Wow. I knew the internship was going to be a lot of work but, by a rough estimation, I've spent 170 hours at the hospital over the past 13 days. The rotation I'm on now is called "DOD" or "Doctor on Days" or "Doctor on Duty" or something like that. What this entails is me being at the hospital at 7:45 am to round with the overnight intern on all the hospitalised cases then taking over care of those cases as well as seeing any emergencies that come in between 8 am and 8 pm (or so). Basically, my job is to keep an eye on the patients and notify the primary doctors' on the case if something goes awry. I also have to see patients and either treat and release them, or route them to the appropriate specialty service. This last part often becomes a game of hot potato for the services depending on how bad the case is and how annoying the owners are, with me in the middle playing the go between. Even more frustrating is when there are, essentially, no cases all day until 6 o'clock, then (like happened Thursday) a dog is admitted in status epilepticus with a 107.9 fever, and 10 minutes later a Lab puppy with a front limb de-gloving hit-by-car injury shows up 5 minutes before a hit-by-car Bichon with a large tissue defect wound on its right hip. On days like that, the 8 pm end time is mythical and I get home closer to 10 pm or 10:30 pm...just in time to throw food in the general direction of my mouth, collapse into bed, and start the whole thing over again.

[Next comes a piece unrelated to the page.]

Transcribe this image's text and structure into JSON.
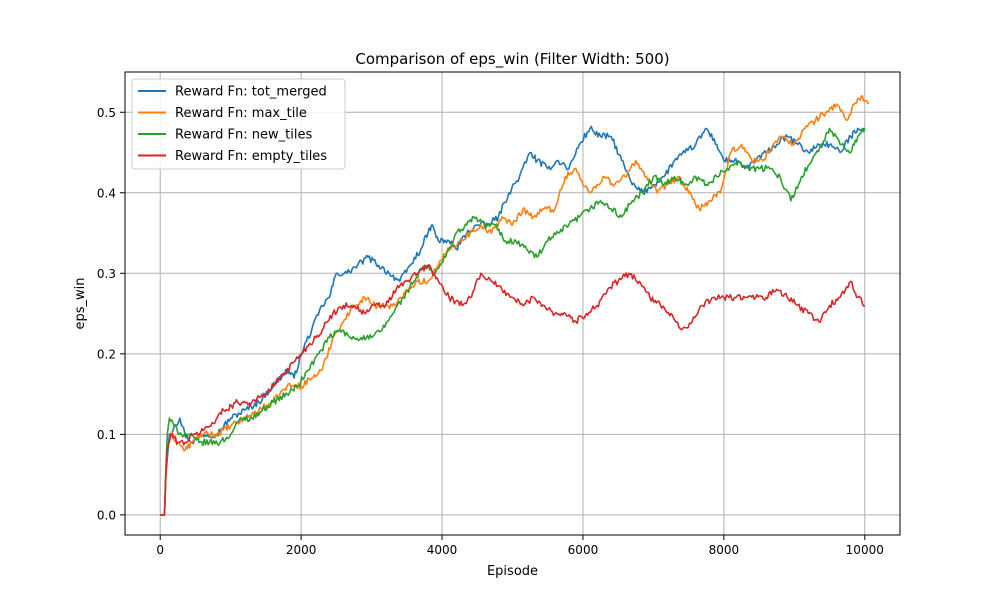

What's even stranger than the schedule, though, is...I'm having a good time. I'm tired but, for the most part, I feel like I'm actually getting to participate in practicing medicine. I definitely still have "money cases" and whacko's to deal with, but at least 50% of the clients I see are willing to see a specialist and try to identify a problem, even if it is not a positive outcome. For example: Monday morning a 6 year old Rottweiler scheduled for bilateral total hip replacement later in the week came in unable to use it's rear legs. In general practice, I would have discussed a transfer to a neurologist, the owners would have declined, I would have given the dog steroids and euthanized it a few days later without knowing if anything could have been done. On this dog, the neurologist went over the exam with me and confirmed my findings, took the dog to MRI and I got to see the previously silent spinal tumor in the images. Still not a great outcome for the patient, admittedly, but the process of making decisions based on evidence gleaned from diagnostics was allowed to take place. How novel.


It helps, as well, that the vast majority of the specialists LOVE what they do. They are excited and enjoy working up the cases and helping you see it the way they do. I've yet to get the feeling that I'm annoying the surgeons or the internists when I bug them about a case I saw and admitted to their service. Maybe this is still all the "honeymoon" period with the new interns, but I'm hoping it stays this way...with maybe a few less hours, though.